Avocado oil is made from pressing avocado fruit. It has a mild, neutral flavour and a very high smoke point. It’s similar to olive oil in terms of its nutritional aspects with 70% of the fat in avocado oil coming from oleic acid which we know from earlier helps to reduce inflammation. Avocado oil does have a high omega 6 to omega 3 ratio which is not preferable, however, the total amount of omega 6 is not very high. Being high in unsaturated fat, avocado oil may be good for heart health. Avocado oil is also rich in vitamins A and E, great for the health of our skin and hair. Like sesame oil, most research into avocado oil has been carried out on animals and more human trials need to be carried out to gain better insight into the benefits of this oil.

Smoke Point

Whilst it’s clear different types of oils can provide potential health benefits, these may be remove, or worse, have a potential negative impact on our health, by exposing them to too high a temperature in cooking. Below is a list of smoke points of different oils:

As you can see when cooking at high temperatures it may be better to use a refined oil so the risk of producing harmful compounds is reduced. Whilst using oil in this way will produce less benefits to health it can increase the flavour of food and the fat can help increase absorption of various vitamins within the food consumed. Avocado oil seems to be the oil with the highest smoke point in it’s unrefined form.

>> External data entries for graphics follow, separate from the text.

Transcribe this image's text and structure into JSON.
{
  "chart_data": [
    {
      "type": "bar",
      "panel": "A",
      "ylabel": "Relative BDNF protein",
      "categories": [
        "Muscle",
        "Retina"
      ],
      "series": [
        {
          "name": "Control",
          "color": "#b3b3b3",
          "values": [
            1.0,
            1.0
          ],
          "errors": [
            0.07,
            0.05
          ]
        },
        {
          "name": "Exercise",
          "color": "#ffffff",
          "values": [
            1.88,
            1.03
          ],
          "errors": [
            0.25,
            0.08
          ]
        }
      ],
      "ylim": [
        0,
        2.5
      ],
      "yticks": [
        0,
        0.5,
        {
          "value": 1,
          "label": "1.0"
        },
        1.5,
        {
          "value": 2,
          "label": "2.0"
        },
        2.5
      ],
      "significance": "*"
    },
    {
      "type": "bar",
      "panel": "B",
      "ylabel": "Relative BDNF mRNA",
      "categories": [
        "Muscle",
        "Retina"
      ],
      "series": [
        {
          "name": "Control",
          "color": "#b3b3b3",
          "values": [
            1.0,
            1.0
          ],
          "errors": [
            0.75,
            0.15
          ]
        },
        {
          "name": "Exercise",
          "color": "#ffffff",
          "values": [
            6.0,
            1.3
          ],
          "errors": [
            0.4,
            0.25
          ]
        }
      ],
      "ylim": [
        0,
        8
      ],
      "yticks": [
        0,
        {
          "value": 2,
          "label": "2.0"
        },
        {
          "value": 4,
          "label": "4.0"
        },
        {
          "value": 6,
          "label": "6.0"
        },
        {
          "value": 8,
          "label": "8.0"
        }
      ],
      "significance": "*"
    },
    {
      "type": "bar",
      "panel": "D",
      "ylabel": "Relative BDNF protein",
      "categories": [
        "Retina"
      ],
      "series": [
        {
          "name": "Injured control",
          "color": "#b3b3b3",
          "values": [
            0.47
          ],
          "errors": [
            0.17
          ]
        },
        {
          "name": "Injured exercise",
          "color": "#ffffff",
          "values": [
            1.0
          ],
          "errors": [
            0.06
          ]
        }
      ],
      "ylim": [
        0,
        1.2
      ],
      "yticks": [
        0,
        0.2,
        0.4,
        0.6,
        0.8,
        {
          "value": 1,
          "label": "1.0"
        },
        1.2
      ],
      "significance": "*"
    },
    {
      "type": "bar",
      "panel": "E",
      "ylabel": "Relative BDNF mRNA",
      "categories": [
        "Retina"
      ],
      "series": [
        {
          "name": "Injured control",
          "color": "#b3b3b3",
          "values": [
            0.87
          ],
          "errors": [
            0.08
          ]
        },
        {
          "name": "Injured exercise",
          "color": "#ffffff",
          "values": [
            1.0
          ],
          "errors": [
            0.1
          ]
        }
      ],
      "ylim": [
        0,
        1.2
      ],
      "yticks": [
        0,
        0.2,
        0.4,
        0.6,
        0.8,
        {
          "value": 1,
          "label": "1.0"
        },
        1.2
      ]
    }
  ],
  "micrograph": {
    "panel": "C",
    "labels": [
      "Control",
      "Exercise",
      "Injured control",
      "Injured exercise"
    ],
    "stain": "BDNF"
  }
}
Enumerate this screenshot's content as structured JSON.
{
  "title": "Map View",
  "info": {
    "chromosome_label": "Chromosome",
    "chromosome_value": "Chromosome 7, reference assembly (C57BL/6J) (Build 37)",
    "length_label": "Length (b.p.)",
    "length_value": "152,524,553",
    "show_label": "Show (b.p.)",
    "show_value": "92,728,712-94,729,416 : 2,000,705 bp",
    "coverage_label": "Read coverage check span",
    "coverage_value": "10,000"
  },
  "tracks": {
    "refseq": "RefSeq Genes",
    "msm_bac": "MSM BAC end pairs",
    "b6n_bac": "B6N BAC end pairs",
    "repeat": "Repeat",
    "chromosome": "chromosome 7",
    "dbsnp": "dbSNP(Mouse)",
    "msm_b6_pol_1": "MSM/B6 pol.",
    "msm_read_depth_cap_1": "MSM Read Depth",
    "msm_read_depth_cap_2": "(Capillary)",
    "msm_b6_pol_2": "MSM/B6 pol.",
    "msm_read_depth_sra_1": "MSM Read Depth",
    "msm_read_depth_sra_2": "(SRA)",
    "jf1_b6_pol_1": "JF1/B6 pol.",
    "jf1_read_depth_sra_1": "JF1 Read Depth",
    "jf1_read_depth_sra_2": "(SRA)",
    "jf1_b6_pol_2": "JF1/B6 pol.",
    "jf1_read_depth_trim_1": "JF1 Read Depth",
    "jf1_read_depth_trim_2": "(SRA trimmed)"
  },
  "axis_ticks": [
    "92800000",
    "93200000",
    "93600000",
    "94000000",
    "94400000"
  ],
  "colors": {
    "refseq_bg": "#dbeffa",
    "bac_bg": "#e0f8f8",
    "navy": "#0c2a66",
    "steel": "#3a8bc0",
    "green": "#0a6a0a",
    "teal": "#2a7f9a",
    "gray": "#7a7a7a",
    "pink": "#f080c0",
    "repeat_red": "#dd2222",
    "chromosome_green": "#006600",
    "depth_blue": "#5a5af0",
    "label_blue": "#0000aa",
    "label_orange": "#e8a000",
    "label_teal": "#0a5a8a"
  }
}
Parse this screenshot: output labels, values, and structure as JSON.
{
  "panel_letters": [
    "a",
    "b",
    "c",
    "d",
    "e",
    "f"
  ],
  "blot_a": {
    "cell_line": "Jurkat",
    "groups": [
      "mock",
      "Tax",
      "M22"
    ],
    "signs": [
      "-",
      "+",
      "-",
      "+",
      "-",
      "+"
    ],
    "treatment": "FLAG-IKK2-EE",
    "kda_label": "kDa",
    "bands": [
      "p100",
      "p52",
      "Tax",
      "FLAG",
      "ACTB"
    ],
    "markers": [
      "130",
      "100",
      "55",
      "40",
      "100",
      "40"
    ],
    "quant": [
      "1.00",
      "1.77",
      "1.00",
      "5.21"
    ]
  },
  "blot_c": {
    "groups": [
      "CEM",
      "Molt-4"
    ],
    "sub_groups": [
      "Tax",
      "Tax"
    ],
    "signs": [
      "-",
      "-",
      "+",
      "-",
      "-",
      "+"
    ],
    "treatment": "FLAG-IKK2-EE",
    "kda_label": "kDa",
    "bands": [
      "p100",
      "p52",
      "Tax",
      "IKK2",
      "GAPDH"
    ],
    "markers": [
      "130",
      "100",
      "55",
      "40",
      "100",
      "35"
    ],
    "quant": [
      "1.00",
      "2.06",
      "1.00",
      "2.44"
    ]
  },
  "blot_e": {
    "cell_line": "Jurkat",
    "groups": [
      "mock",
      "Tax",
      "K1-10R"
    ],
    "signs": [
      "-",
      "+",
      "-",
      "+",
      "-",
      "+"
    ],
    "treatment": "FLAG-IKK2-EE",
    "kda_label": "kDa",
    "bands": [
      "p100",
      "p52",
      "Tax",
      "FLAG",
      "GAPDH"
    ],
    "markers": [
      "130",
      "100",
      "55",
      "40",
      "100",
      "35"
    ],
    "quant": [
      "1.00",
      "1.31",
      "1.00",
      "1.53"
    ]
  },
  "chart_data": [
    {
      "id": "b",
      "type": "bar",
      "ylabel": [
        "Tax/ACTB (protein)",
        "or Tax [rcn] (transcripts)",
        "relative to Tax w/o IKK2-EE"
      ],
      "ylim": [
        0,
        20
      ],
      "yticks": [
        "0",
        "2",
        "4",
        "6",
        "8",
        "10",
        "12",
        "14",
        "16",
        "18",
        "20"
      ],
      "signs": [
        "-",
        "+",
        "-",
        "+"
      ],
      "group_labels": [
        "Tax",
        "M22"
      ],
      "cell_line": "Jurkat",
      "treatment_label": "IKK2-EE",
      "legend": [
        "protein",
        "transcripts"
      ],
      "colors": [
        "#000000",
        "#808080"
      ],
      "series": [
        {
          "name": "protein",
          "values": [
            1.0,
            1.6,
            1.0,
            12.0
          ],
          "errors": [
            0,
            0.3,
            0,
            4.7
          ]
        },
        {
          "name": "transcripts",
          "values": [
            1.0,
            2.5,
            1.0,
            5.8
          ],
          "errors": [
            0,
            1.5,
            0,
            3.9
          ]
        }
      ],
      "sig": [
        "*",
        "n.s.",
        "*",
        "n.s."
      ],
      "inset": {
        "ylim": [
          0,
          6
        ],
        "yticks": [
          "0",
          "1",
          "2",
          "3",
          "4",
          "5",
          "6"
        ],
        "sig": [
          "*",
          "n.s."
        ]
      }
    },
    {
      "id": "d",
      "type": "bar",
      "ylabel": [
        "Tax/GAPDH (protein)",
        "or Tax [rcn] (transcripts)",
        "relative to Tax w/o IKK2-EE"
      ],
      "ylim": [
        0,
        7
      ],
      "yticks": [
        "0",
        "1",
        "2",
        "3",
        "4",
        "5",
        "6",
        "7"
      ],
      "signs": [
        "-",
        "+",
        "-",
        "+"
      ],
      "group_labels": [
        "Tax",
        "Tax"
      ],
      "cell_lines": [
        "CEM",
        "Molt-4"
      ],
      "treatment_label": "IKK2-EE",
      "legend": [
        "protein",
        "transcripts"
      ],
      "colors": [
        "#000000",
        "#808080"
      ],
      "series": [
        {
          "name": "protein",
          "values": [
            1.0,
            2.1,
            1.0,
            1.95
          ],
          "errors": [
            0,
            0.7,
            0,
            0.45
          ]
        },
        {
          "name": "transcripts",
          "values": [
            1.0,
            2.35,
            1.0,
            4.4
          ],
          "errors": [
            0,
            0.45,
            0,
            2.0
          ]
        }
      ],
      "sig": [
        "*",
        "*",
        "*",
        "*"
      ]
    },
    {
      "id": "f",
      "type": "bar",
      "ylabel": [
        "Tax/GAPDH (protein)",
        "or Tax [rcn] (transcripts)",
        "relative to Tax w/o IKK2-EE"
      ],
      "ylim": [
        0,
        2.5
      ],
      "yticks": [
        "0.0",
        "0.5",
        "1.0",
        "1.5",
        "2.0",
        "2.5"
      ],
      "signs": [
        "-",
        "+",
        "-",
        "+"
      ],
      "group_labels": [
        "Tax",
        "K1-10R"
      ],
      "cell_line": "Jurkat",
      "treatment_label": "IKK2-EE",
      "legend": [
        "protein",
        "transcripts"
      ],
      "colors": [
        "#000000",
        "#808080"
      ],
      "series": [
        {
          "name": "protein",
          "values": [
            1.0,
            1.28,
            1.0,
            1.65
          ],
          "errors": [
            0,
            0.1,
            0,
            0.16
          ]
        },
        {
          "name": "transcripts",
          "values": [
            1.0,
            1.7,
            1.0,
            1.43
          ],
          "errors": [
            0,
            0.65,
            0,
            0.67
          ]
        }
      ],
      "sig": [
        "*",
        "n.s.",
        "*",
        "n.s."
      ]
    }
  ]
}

Unrefined oils (cold-pressed, virgin) retain beneficial nutrients which are processed out of refined oils. These nutrients can turn toxic if the oil is used when cooking at high temperatures so if using an oil in dressings or when cooking at low temperatures unrefined is best and when roasting/stirfrying foods at high temperatures it may be better to stick to the refined versions. Unrefined avocado oil may be the best to use at high temperatures as it retains those beneficial nutrients but if using in a dressing/marinade extra virgin olive oil or rapeseed oil might be preferable. In baking you may wish to use rapeseed oil due to its neutral flavour.


There is no one best oil.

They all have different nutrient profiles, some are better with higher heat and they all have different flavours. Find a couple of oils which work for you, be mindful of their smoke points and use them to enhance dishes and add flavour but don’t make them the star of the show.